Over the past few months, I've used a combination of GitHub CoPilot and ChatGPT as coding tools. While we're far from an autonomous RoboCoder, the toolset is improving fast. We will still need human software developers, but I am starting to see how these tools will eventually replace human pair programmers.

The practice of pair programming is older than most people think, dating all the way back to the mid-50s. The idea is simple: Humans make mistakes and wrong assumptions, so having an extra brain counters that.

That brain doesn't need to be carbon-based.

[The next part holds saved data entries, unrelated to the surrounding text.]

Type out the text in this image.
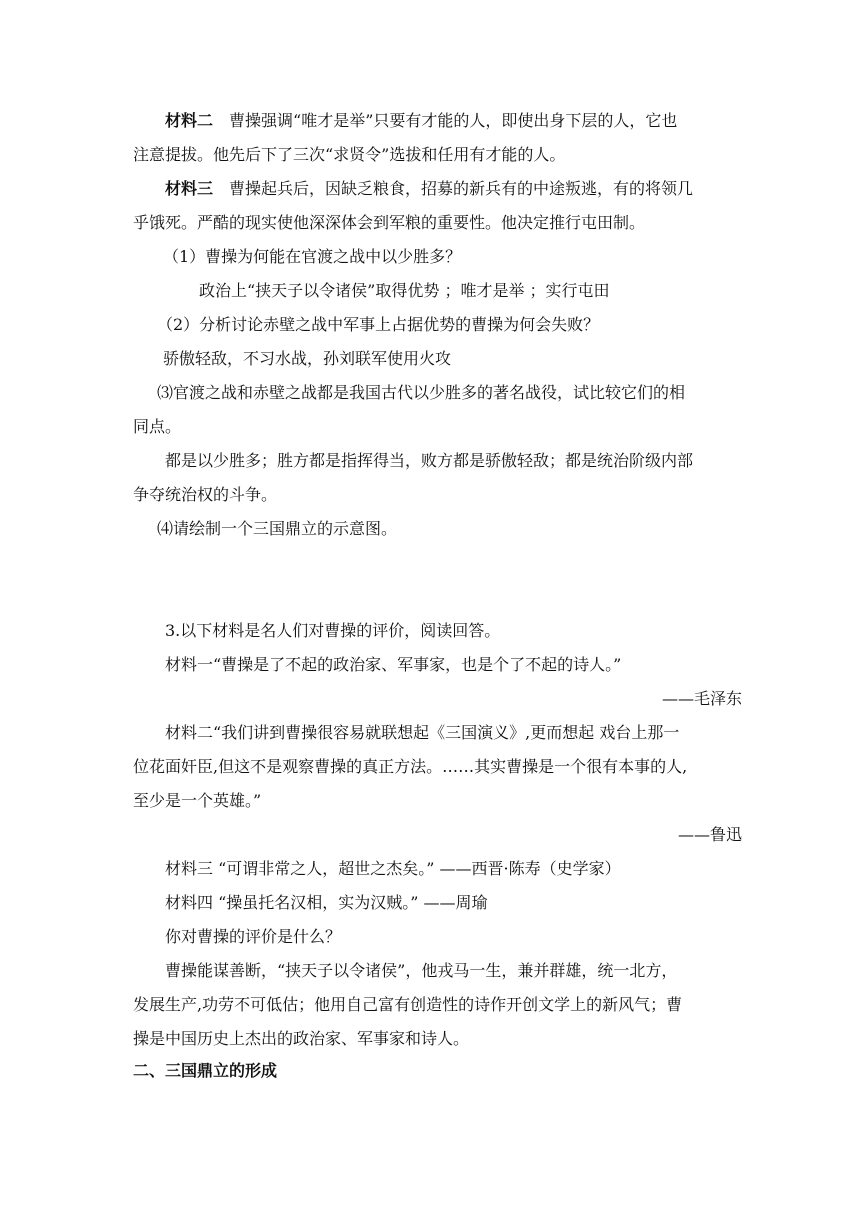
材料二  曹操强调“唯才是举”只要有才能的人，即使出身下层的人，它也
注意提拔。他先后下了三次“求贤令”选拔和任用有才能的人。
材料三  曹操起兵后，因缺乏粮食，招募的新兵有的中途叛逃，有的将领几
乎饿死。严酷的现实使他深深体会到军粮的重要性。他决定推行屯田制。
（1）曹操为何能在官渡之战中以少胜多？
政治上“挟天子以令诸侯”取得优势 ；唯才是举 ；实行屯田
（2）分析讨论赤壁之战中军事上占据优势的曹操为何会失败？
骄傲轻敌，不习水战，孙刘联军使用火攻
⑶官渡之战和赤壁之战都是我国古代以少胜多的著名战役，试比较它们的相
同点。
都是以少胜多；胜方都是指挥得当，败方都是骄傲轻敌；都是统治阶级内部
争夺统治权的斗争。
⑷请绘制一个三国鼎立的示意图。
3.以下材料是名人们对曹操的评价，阅读回答。
材料一“曹操是了不起的政治家、军事家，也是个了不起的诗人。”
——毛泽东
材料二“我们讲到曹操很容易就联想起《三国演义》,更而想起 戏台上那一
位花面奸臣,但这不是观察曹操的真正方法。……其实曹操是一个很有本事的人,
至少是一个英雄。”
——鲁迅
材料三 “可谓非常之人，超世之杰矣。” ——西晋·陈寿（史学家）
材料四 “操虽托名汉相，实为汉贼。” ——周瑜
你对曹操的评价是什么？
曹操能谋善断，“挟天子以令诸侯”，他戎马一生，兼并群雄，统一北方，
发展生产,功劳不可低估；他用自己富有创造性的诗作开创文学上的新风气；曹
操是中国历史上杰出的政治家、军事家和诗人。
二、三国鼎立的形成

Pair programming serves different functions, and I'd like to share my subjective opinion on how far we are with each.

Checking for mistakes

The most common mistakes get caught by linters, strong typing, and static analysis tools these days. The only mistakes that still need human intervention are of the functional kind: the system doesn't do what it's supposed to do. Automated tools are not helping out with that kind of error. Yet.

Verdict: 4/5. Superhuman but not perfect.

Debugging

Debugging with a pair programmer is more than rubber ducking. They have experiences and insights that might help us track the bug faster. For complicated bugs, that is still a requirement.

But for straightforward bugs, I'm surprised how effective ChatGPT has become.

Prompt: "I have this code, but the e-mail address isn't set after form submission. Why is that? <copy-paste-of-the-class>"

Not only does the tool pinpoint where I made the dumb mistake, it explains why it's not working and shows a code snippet of what can be done to fix it. This is the equivalent of finding a StackOverflow answer for your exact issue!

Verdict: 3/5 As good as humans for simple bugs.

Refactoring

A lot of the value in pair programming comes from refactoring. We've got the code to work; now it's time to make it better. I've always found pair refactoring to be a great way to learn about syntactic sugar and clean concepts.

Prompt: "What can I do to make this more readable? <copy-paste-of-the-code>"

While nothing groundbreaking, these are some good suggestions. Again, an explanation and an improved code example are given.

Verdict: 3/5 As good as humans

Inspiration

There are always multiple ways to solve a problem, and another developer can be a great sounding board. ChatGPT can also do that.

Prompt: "I have a REST call to upload a list of users. The body of this call can be up to 100MB. What are some good ways to handle this?"

Those aren't bad suggestions, but I've yet to find an answer I couldn't have come up with myself.

Verdict: 2/5 Better than junior developers

Mentoring

The most powerful benefit of pair programming is mentoring juniors. When a young developer joins a company, pairing with a senior dev is the fastest way to level up. Not only do they learn the system they're working on, but they also learn the trade of software engineering.

While I believe an AI can take over this role eventually, the technology is not there yet.

Verdict 0/5 Not even close

Knowledge transfer

If you haven't touched a part of the codebase, it's always easier to get an introduction by a pair. Sure, documentation might help, but let's be honest: it's faster to ask.

While it's technically possible to load the entire codebase into an LLM, I haven't found a user-friendly tool that does this. A GitGPT would be a great way to share knowledge.

"Where are the exceptions handlers?"

"Which controllers are public?"

"Which React components still need to be switched to functional components?"

Verdict: 0/5 Technically possible, but good tooling doesn't exist yet

We are not there yet, but it's clear to see how pairing with a human developer will be uncommon a few years from now. Coding assistants will evolve to take over that role.

Juniors will no longer "weigh down" seniors. An automated mentor can do most of the training. This should make the barrier to entry lower.

Async teams no longer have to sync up for pairing sessions. Their assistant will always be ready when they are.

Knowledge sharing will be team-wide. An AI that is involved in pairing and reads all changes to the codebase will be a product-specific expert system. We could ask it technical questions like "Which parts of the code would be impacted if we were to swap Mongo for MySQL?"

We are closer to that reality than I thought a few months ago.